L'adolescent prend ce cadeau et reste muet. D'un geste machinal, il caresse le tissu, remarque les lignes de points très réguliers bien que faits à la main. À la main… Avec une douleur subite, il pense à cette main droite, à la main mutilée par un éclat de bombe, à ces doigts gourds qu'il a fallu forcer pour maîtriser le va-et-vient de l'aiguille. Il comprend que la vérité du monde n'est rien sans cette main barrée d'une longue cicatrice. Que ce monde n'aurait pas de sens si l'on oubliait la vie de cette femme venue d'ailleurs et qui a partagé, sans broncher, le destin de ce grand néant blanc avec ses guerres, sa cruauté, sa beauté, sa douleur.
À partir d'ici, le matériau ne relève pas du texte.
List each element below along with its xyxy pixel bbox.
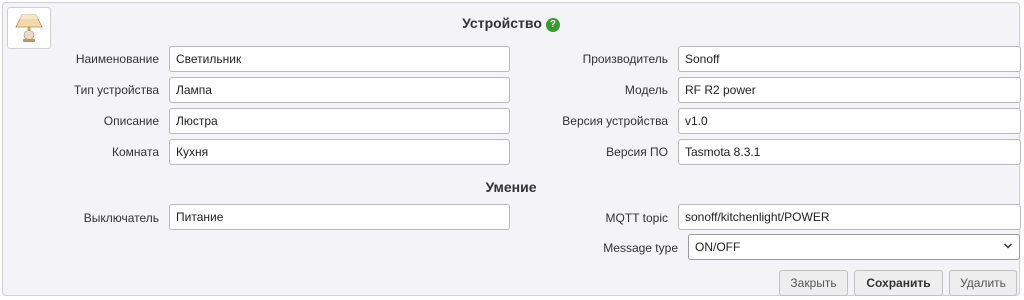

Il incline de plus en plus la tête pour ne pas montrer ses larmes. La femme s'assoit, prête à reprendre la lecture. C'est juste avant la première phrase qu'il lâche dans un chuchotement entravé: «Pourquoi les mitrailleurs l'ont tué?»
La réponse de la femme ne viendra pas tout de suite et, d'un samedi à l'autre, prendra plusieurs mois. Elle parlera d'une famille dans laquelle, peu à peu, l'adolescent reconnaîtra ceux qui, avant, n'existaient que dans de vagues légendes de son enfance. Le récit prendra fin un soir d'été, après le coucher du soleil, dans l'air encore chaud et fluide au-dessus de la steppe.
C'est cette lumière que j'avais devant mon regard quand je parlais silencieusement en répétant pour toi les paroles de Sacha.
Le cheval tourna légèrement la tête, son œil violet refléta l'éclat du couchant, le ciel limpide et froid. Nikolaï passa sa main sous la crinière, tapota doucement le cou tiède, entendit, en réponse, un bref soufflement plaintif. Ils longeaient, au pas, une forêt qui, à la tombée de la nuit, paraissait interminable et d'où venait l'odeur des dernières plaques de glace tapies dans les fourrés. Nikolaï savait que dans un moment, le cheval allait répéter son jeu, ce regard tourné vers le cavalier, cet insensible ralentissement de la marche. Il faudrait alors le rabrouer gentiment, à mi-voix: «Hou, paresseux! Déjà il veut dormir. Bon, bon, si c'est comme ça, je vais te vendre aux bandits. Tu vas voir…» À ces paroles, le cheval baissait la tête, l'air à la fois résigné et grognon. Après deux ans de guerre passés ensemble, il comprenait même les boutades de l'homme qu'il portait.
Ces heures du crépuscule étaient le meilleur temps pour éviter les rencontres. On voyait encore où le cheval mettait le pied, mais déjà dans les bivouacs parsemés à travers la plaine les soldats allumaient les feux et il était plus facile de les contourner. Il lui fallait éviter les Rouges dont il venait de quitter les troupes. Éviter les Blancs pour lesquels il restait un Rouge. Ne pas croiser des bandes armées dont la couleur variait au gré des pillages… Et la forêt de printemps, avec ses feuilles à peine sorties, protégeait mal.